Closing the restaurant could be the first of several dominos to fall, Liggett said, citing the golf course and the park's inn as potential victims if the restaurant is closed.
Profit-to-loss ratios show that restaurants at David Crockett Park and Natchez Trace might have to close, Liggett said, pointing to a restaurant revenue list showing they brought in $354,511 and $247,441, respectively.
All state restaurants have different operating costs, but the profit-loss ratio for the state park at Chapel Hill shows it's the biggest loser, Liggett said, reporting from the meeting with Fyke, the lawmakers and local developers on Feb. 10.
Fyke hasn't put restaurant closure on the table without knowing about the park, the mayor said.

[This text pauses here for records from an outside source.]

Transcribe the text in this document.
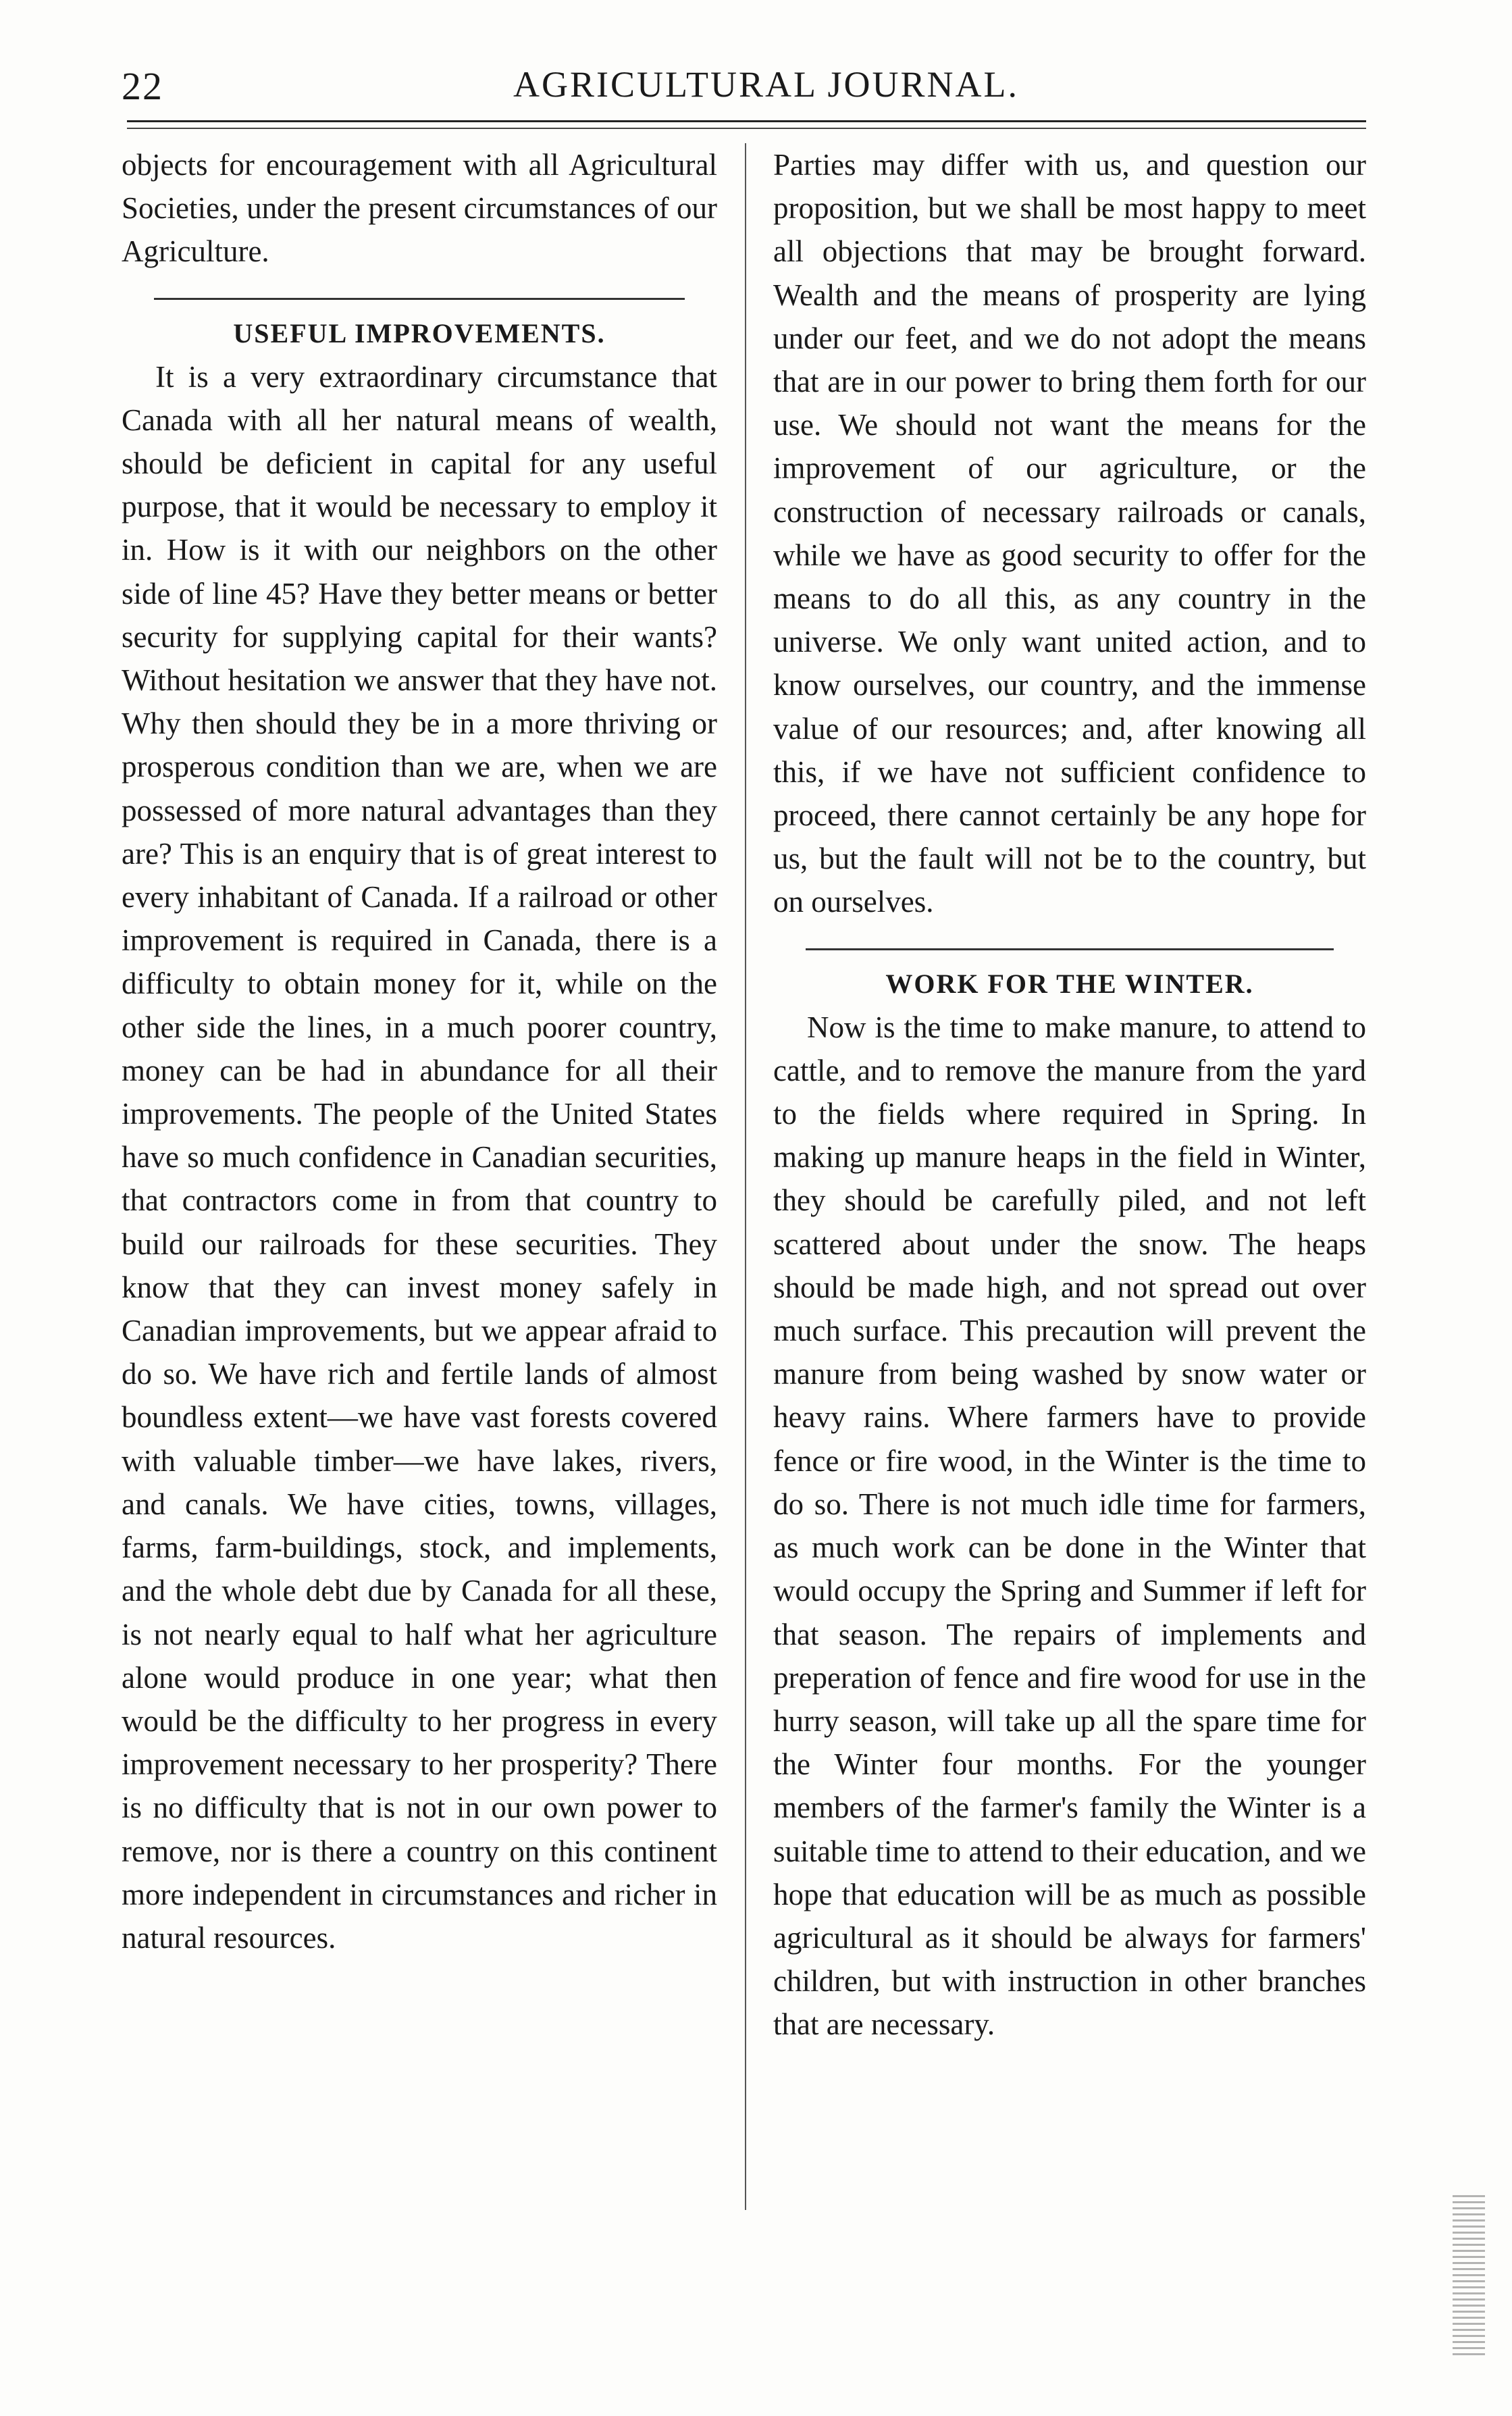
22	AGRICULTURAL JOURNAL.

objects for encouragement with all Agricultural Societies, under the present circumstances of our Agriculture.

USEFUL IMPROVEMENTS.

It is a very extraordinary circumstance that Canada with all her natural means of wealth, should be deficient in capital for any useful purpose, that it would be necessary to employ it in. How is it with our neighbors on the other side of line 45? Have they better means or better security for supplying capital for their wants? Without hesitation we answer that they have not. Why then should they be in a more thriving or prosperous condition than we are, when we are possessed of more natural advantages than they are? This is an enquiry that is of great interest to every inhabitant of Canada. If a railroad or other improvement is required in Canada, there is a difficulty to obtain money for it, while on the other side the lines, in a much poorer country, money can be had in abundance for all their improvements. The people of the United States have so much confidence in Canadian securities, that contractors come in from that country to build our railroads for these securities. They know that they can invest money safely in Canadian improvements, but we appear afraid to do so. We have rich and fertile lands of almost boundless extent—we have vast forests covered with valuable timber—we have lakes, rivers, and canals. We have cities, towns, villages, farms, farm-buildings, stock, and implements, and the whole debt due by Canada for all these, is not nearly equal to half what her agriculture alone would produce in one year; what then would be the difficulty to her progress in every improvement necessary to her prosperity? There is no difficulty that is not in our own power to remove, nor is there a country on this continent more independent in circumstances and richer in natural resources.

Parties may differ with us, and question our proposition, but we shall be most happy to meet all objections that may be brought forward. Wealth and the means of prosperity are lying under our feet, and we do not adopt the means that are in our power to bring them forth for our use. We should not want the means for the improvement of our agriculture, or the construction of necessary railroads or canals, while we have as good security to offer for the means to do all this, as any country in the universe. We only want united action, and to know ourselves, our country, and the immense value of our resources; and, after knowing all this, if we have not sufficient confidence to proceed, there cannot certainly be any hope for us, but the fault will not be to the country, but on ourselves.

WORK FOR THE WINTER.

Now is the time to make manure, to attend to cattle, and to remove the manure from the yard to the fields where required in Spring. In making up manure heaps in the field in Winter, they should be carefully piled, and not left scattered about under the snow. The heaps should be made high, and not spread out over much surface. This precaution will prevent the manure from being washed by snow water or heavy rains. Where farmers have to provide fence or fire wood, in the Winter is the time to do so. There is not much idle time for farmers, as much work can be done in the Winter that would occupy the Spring and Summer if left for that season. The repairs of implements and preperation of fence and fire wood for use in the hurry season, will take up all the spare time for the Winter four months. For the younger members of the farmer's family the Winter is a suitable time to attend to their education, and we hope that education will be as much as possible agricultural as it should be always for farmers' children, but with instruction in other branches that are necessary.
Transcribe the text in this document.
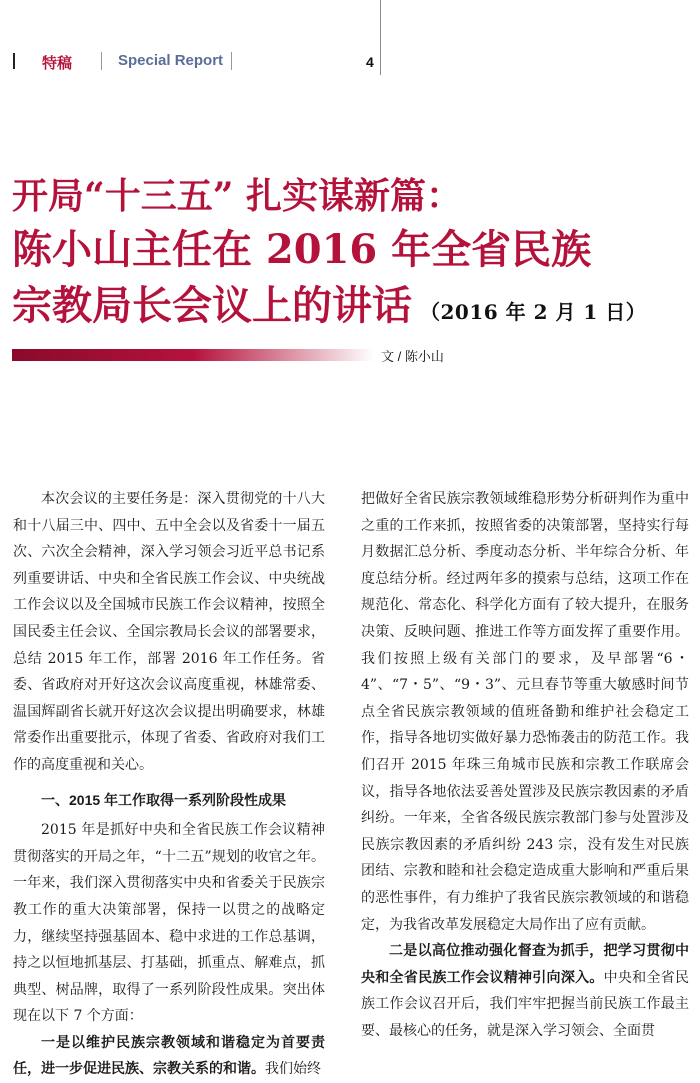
特稿	Special Report	4
开局“十三五” 扎实谋新篇：
陈小山主任在 2016 年全省民族
宗教局长会议上的讲话 （2016 年 2 月 1 日）
文 / 陈小山

本次会议的主要任务是：深入贯彻党的十八大和十八届三中、四中、五中全会以及省委十一届五次、六次全会精神，深入学习领会习近平总书记系列重要讲话、中央和全省民族工作会议、中央统战工作会议以及全国城市民族工作会议精神，按照全国民委主任会议、全国宗教局长会议的部署要求，总结 2015 年工作，部署 2016 年工作任务。省委、省政府对开好这次会议高度重视，林雄常委、温国辉副省长就开好这次会议提出明确要求，林雄常委作出重要批示，体现了省委、省政府对我们工作的高度重视和关心。

一、2015 年工作取得一系列阶段性成果

2015 年是抓好中央和全省民族工作会议精神贯彻落实的开局之年，“十二五”规划的收官之年。一年来，我们深入贯彻落实中央和省委关于民族宗教工作的重大决策部署，保持一以贯之的战略定力，继续坚持强基固本、稳中求进的工作总基调，持之以恒地抓基层、打基础，抓重点、解难点，抓典型、树品牌，取得了一系列阶段性成果。突出体现在以下 7 个方面：

一是以维护民族宗教领域和谐稳定为首要责任，进一步促进民族、宗教关系的和谐。我们始终

把做好全省民族宗教领域维稳形势分析研判作为重中之重的工作来抓，按照省委的决策部署，坚持实行每月数据汇总分析、季度动态分析、半年综合分析、年度总结分析。经过两年多的摸索与总结，这项工作在规范化、常态化、科学化方面有了较大提升，在服务决策、反映问题、推进工作等方面发挥了重要作用。我们按照上级有关部门的要求，及早部署“6・4”、“7・5”、“9・3”、元旦春节等重大敏感时间节点全省民族宗教领域的值班备勤和维护社会稳定工作，指导各地切实做好暴力恐怖袭击的防范工作。我们召开 2015 年珠三角城市民族和宗教工作联席会议，指导各地依法妥善处置涉及民族宗教因素的矛盾纠纷。一年来，全省各级民族宗教部门参与处置涉及民族宗教因素的矛盾纠纷 243 宗，没有发生对民族团结、宗教和睦和社会稳定造成重大影响和严重后果的恶性事件，有力维护了我省民族宗教领域的和谐稳定，为我省改革发展稳定大局作出了应有贡献。

二是以高位推动强化督查为抓手，把学习贯彻中央和全省民族工作会议精神引向深入。中央和全省民族工作会议召开后，我们牢牢把握当前民族工作最主要、最核心的任务，就是深入学习领会、全面贯
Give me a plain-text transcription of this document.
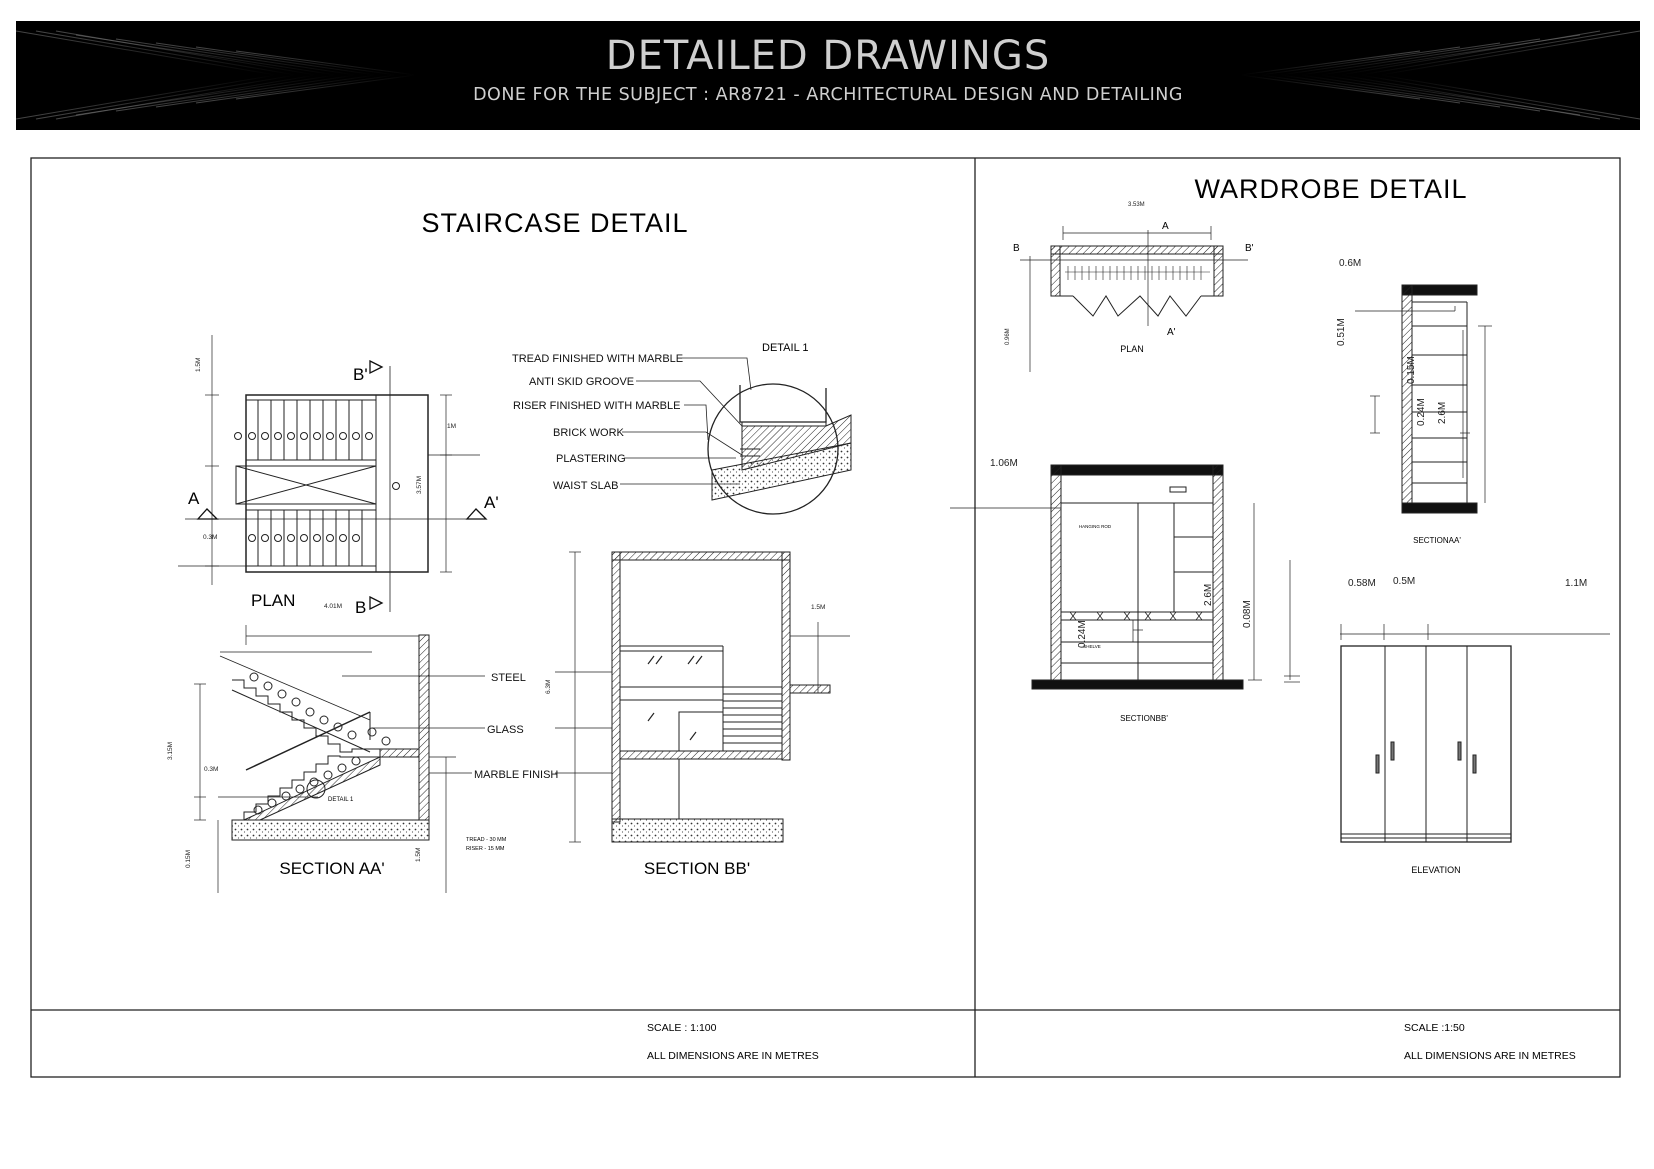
DETAILED DRAWINGS
DONE FOR THE SUBJECT : AR8721 - ARCHITECTURAL DESIGN AND DETAILING
STAIRCASE DETAIL
A	A'
B'
B
PLAN
1.5M
1M
3.57M
4.01M
0.3M
DETAIL 1
TREAD FINISHED WITH MARBLE
ANTI SKID GROOVE
RISER FINISHED WITH MARBLE
BRICK WORK
PLASTERING
WAIST SLAB
STEEL
GLASS
MARBLE FINISH
DETAIL 1
TREAD - 30 MM
RISER - 15 MM
3.15M
0.3M
0.15M	1.5M
SECTION AA'
6.3M
1.5M
SECTION BB'
SCALE : 1:100
ALL DIMENSIONS ARE IN METRES
WARDROBE DETAIL
A
A'
B	B'
PLAN
3.53M
0.96M
0.6M
0.51M
0.15M
0.24M 2.6M
SECTIONAA'
HANGING ROD
SHELVE
1.06M
0.08M
2.6M
0.24M
SECTIONBB'
0.58M 0.5M	1.1M
ELEVATION
SCALE :1:50
ALL DIMENSIONS ARE IN METRES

"The commissioner has been to Horton Park; ate dinner there; brought his family there," Liggett said. "He and his family go to parks on Sundays...
"My main concern is to keep the park open and to keep an open mind on all the options," he said.
"If it does come to leasing it, we definitely want to have someone who has a proven track record of success," Liggett said. "It's going to take someone like that."
The park restaurant "struggled to come back since the closing" of state parks during the administration of then Gov. Don Sundquist.
Leasing "would be a last option," Liggett said. "But it ought to stand on its own like in the past. The key is to make it successful - a place that people enjoy going to.
"Leasing is not a guarantee that it will work..."
Meanwhile, officials gathered in Bass' legislative office seemed to agree that the park needs a "facelift," Liggett said, offering another idea for Fyke's consideration.
"It wouldn't make us mad if you built a convention center there to attract more people to the area," he said.
"With the economy down, construction prices are down," Liggett added.
Bass said he thought the "meeting went well... We're all working to maintain something at the park..."
The state representative is pleased that city and county leaders could be at the meeting with Fyke, and he said, "We need that restaurant there for the motel and the golf course. One will feed off the other."
Bass' preference is for the restaurant to continue to operate as it has, he said.